[CentOS] IPV4 is nearly depleted, are you ready for IPV6?

Tue Dec 7 16:16:41 UTC 2010
Les Mikesell <lesmikesell at gmail.com>

On 12/7/10 9:04 AM, Adam Tauno Williams wrote:
>> The other nice side-effect of NAT is that you get an effectively infinite number
>> of addresses behind it without any pre-arrangement with anyone else.  Even if
>> ISPs hand out what they expect to reasonably-sized blocks, won't it be much
>> harder to deal with when you outgrow your allotment?  We've had the opportunity
>> to move to ipv6 for ages but we haven't (in the US, anyway).  I think the reason
>> is that most people like the way NAT works and don't really want a public
>> address on every device.
> Bogus.  The reason is that they haven't been pressured into adoption by
> higher powers; so we will get into a nice scramble to migrate in a
> pinch.

Agreed, but the reason that hasn't happened is that there's no visible benefit 
to the consumer.

> "most people" have no idea what NAT is, don't care, and shouldn't have
> to care.

Agreed again, but the reason is that the vast majority only want outbound client 
connections and they would be perfectly happy if application protocols adapted 
to client registration to some central registry for portability instead of ever 
assuming that a person or associated application had anything to do with any 
particular device or fixed address.  Compare the number of people who use an 
IM/chat application to the number who have directly reachable SIP endpoints 
without a forwarding service, for example.  There are good reasons for that.

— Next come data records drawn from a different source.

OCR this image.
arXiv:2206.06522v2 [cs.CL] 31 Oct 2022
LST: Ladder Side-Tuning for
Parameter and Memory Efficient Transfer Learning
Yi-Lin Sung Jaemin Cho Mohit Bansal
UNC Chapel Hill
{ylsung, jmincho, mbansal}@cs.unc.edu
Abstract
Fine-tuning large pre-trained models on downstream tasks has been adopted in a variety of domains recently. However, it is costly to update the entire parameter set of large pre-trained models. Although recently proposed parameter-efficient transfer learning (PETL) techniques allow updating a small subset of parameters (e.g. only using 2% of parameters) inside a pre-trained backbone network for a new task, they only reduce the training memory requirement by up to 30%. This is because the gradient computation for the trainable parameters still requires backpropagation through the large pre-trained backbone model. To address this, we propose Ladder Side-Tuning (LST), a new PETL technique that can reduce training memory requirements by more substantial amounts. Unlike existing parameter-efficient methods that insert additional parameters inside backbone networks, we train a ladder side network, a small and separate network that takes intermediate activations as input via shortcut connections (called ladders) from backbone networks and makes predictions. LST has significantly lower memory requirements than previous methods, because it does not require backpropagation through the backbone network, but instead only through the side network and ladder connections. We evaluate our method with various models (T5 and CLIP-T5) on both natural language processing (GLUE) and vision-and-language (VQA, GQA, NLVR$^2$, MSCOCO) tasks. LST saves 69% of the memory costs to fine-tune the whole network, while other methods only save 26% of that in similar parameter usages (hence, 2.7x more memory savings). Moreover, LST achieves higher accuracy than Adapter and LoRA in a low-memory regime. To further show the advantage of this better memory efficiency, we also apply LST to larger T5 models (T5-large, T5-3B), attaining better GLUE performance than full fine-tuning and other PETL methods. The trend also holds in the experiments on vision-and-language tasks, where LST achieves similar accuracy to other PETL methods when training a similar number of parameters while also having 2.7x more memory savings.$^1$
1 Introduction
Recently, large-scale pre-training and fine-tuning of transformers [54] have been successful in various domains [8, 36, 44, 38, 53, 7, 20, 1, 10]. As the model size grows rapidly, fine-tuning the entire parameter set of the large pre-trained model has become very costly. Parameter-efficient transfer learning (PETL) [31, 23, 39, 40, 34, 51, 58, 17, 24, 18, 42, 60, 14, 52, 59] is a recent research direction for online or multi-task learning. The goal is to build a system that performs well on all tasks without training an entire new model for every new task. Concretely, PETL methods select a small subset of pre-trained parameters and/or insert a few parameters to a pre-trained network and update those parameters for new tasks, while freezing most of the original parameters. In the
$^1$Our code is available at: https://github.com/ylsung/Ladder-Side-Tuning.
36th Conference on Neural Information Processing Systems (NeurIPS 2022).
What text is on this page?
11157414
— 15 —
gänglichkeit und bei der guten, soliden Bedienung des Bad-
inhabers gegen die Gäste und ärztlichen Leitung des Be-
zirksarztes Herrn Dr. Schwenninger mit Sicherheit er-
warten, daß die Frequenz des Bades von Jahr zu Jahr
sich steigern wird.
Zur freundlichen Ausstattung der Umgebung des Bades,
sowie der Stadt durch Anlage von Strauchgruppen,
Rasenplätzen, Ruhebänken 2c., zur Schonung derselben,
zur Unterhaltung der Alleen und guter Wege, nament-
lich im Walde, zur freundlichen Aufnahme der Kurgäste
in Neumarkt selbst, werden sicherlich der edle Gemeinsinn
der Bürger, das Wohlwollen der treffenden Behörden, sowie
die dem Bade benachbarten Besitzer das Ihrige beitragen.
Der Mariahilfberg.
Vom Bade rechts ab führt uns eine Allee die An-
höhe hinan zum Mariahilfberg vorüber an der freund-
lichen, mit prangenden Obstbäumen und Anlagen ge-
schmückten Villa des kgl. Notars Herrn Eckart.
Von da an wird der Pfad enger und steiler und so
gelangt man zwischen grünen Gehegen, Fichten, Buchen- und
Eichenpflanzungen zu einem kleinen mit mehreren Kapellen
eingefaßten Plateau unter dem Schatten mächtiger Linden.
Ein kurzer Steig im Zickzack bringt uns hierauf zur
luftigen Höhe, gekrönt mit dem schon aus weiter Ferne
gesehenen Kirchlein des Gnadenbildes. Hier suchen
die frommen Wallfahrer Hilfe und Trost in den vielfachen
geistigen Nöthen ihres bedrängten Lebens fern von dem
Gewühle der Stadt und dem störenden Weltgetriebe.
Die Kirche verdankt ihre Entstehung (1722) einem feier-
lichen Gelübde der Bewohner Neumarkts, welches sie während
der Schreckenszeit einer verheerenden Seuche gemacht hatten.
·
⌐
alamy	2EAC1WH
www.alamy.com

> Some people's belief that NAT is some magic sauce that makes them more
> secure [it does not] or provides them more flexibility [it does not]
> than real addresses ... causes the people who understand networking to
> have to spend time explaining that their love of NAT is misguided and
> their beliefs about NAT are bogus.

If the ipv6 routers come with defaults that work the same as current NAT 
routers, people will be able to continue to misunderstand them happily. That is, 
permit outbound client connections from anything connected behind them without 
much regard to how many devices there are, and block everything else.